Tale of The Land Karya LoeLoe Hendra: Ikut Hong Kong Asia Film Financing Forum 2018

Tale of The Land Karya LoeLoe Hendra: Ikut Hong Kong Asia Film Financing Forum 2018

HKEC,  Wanchai, Hong Kong,  KABARINDO-Portal- Redaksi pun melongok ke forum Hong Kong-Asia Film Financing Forum yang ke-16.

"Kami memulai development film ini sejak tahun 2016. Di tahun 2017 project ini terseleksi di Torino Film Lab. Ini yang membuat kami terpacu untuk memperkuat pondasi film ini secara internasional melalui film market. HAF menjadi project market kedua kami sejauh ini.Kami bangga bisa masuk seleksi di HAF 2018, apalagi bisa datang bersama 2 project Indonesia lain yaitu dari film dari Eddie Cahyono yang diproduseri Ifa Isfansyah dan film dari Edwin yang diproduseri Meiske Taurisia. Mereka adalah senior kami, salah satu alasan kami berkarya juga karena terinpirasi dari sepak terjang mereka selama ini, " papar Siska Raharja sebagai produser dari Elora Production. 
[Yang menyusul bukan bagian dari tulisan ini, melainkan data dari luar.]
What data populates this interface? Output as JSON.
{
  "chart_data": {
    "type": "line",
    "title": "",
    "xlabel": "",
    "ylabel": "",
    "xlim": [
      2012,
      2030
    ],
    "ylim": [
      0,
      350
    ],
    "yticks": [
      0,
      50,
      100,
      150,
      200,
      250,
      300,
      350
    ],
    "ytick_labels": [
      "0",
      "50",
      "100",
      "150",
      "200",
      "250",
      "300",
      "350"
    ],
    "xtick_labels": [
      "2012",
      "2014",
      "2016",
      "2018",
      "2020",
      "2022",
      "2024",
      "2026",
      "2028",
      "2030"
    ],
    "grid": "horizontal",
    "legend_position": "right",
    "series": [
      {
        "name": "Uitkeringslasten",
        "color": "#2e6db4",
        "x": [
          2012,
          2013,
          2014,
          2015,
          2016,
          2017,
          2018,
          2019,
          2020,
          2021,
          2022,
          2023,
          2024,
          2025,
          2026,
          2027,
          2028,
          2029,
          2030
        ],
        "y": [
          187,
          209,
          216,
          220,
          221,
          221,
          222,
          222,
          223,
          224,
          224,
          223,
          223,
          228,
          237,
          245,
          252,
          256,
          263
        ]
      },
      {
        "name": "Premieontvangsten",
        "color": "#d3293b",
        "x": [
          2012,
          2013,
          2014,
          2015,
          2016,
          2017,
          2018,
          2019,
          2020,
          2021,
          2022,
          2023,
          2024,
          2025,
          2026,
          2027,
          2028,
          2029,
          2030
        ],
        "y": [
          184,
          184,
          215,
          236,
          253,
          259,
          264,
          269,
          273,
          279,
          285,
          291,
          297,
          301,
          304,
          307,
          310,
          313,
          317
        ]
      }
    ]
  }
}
"A girl is suffering from a peculiar syndrome. She faints every time she steps on the land."

Menarik yah? Redaksi beralih ke sineasnya untuk bercerita tentang filmnya. 

"Di sebuah rumah apung di hamparan sungai pedalaman KALIMANTAN, INDONESIA. Seorang gadis Dayak bernama May (15th) hidup bersama kakeknya, Tuha (65th). Konflik tanah adat sepuluh tahun yang lalu meninggalkan jejak duka baginya. Ia dipaksa melihat orang tuanya di kubur hidup-hidup di daratan. Sejak saat itu May dan kakeknya mengasingkan diri dan tinggal bersama di sebuah rumah apung. Kini, bersama rumah apung itu mereka menyusuri sungai menuju ke tempat perairan yang baru. Mereka ingin memulai hidup tanpa bayang-bayang masa lalu.
Perairan danau menjadi tempat pilihan mereka menambatkan rumah apung. Di tempat itu, May menjadi pembicaraan anak-anak penggembala kerbau air. Mereka percaya May mengalami kutukan," jelas Loeloe Hendra asal kota gudeg Jogja. 

Lanjut ia jelaskan bahwa konon setiap kali May menginjakkan kakinya di atas tanah, ia jatuh pingsan. May seperti anak bisu karena sangat pendiam. Tidak ada anak yang ingin menjadi temannya, kecuali, Lawa (16) salah satu anak penggembala kerbau.
Harapan mereka untuk hidup damai semakin sulit mereka dapatkan. Kepindahan di tempat yang baru justru membawa bencana bagi mereka. May kembali ingin menginjakkan kakinya ke tanah hingga terjatuh pingsan. Sedangkan Tuha terjerat masalah dengan perusahaan tambang.
Hingga akhirnya, May melihat kakeknya mati misterius terkapar di daratan. Tempat dimana May tidak mampu menjangkaunya. Ia kini tinggal di rumah apung ditemani Lawa dan memenuhi keinginan terakhir kakeknya untuk menenggalamkan jasadnya ditenggelamkan di perairan.

Indonesia patut bangga dengan kepiawaian anak bangsa dalam menyapa dunia dengan sentuhan kearifan lokal. 

Salah satu yang sudah dapat Anda nikmati dari HAF 2012 adalah karya Kamila Andini berjudul The Seen and Unseen kolaborasi Indonesia,  Netherlands,  Australia dan Qatar yg sudah tayang di bioskop tanah air,  tentu saja sebelumnya sudah meraih banyak prestasi termasuk Hong Kong International Film Festival 2018.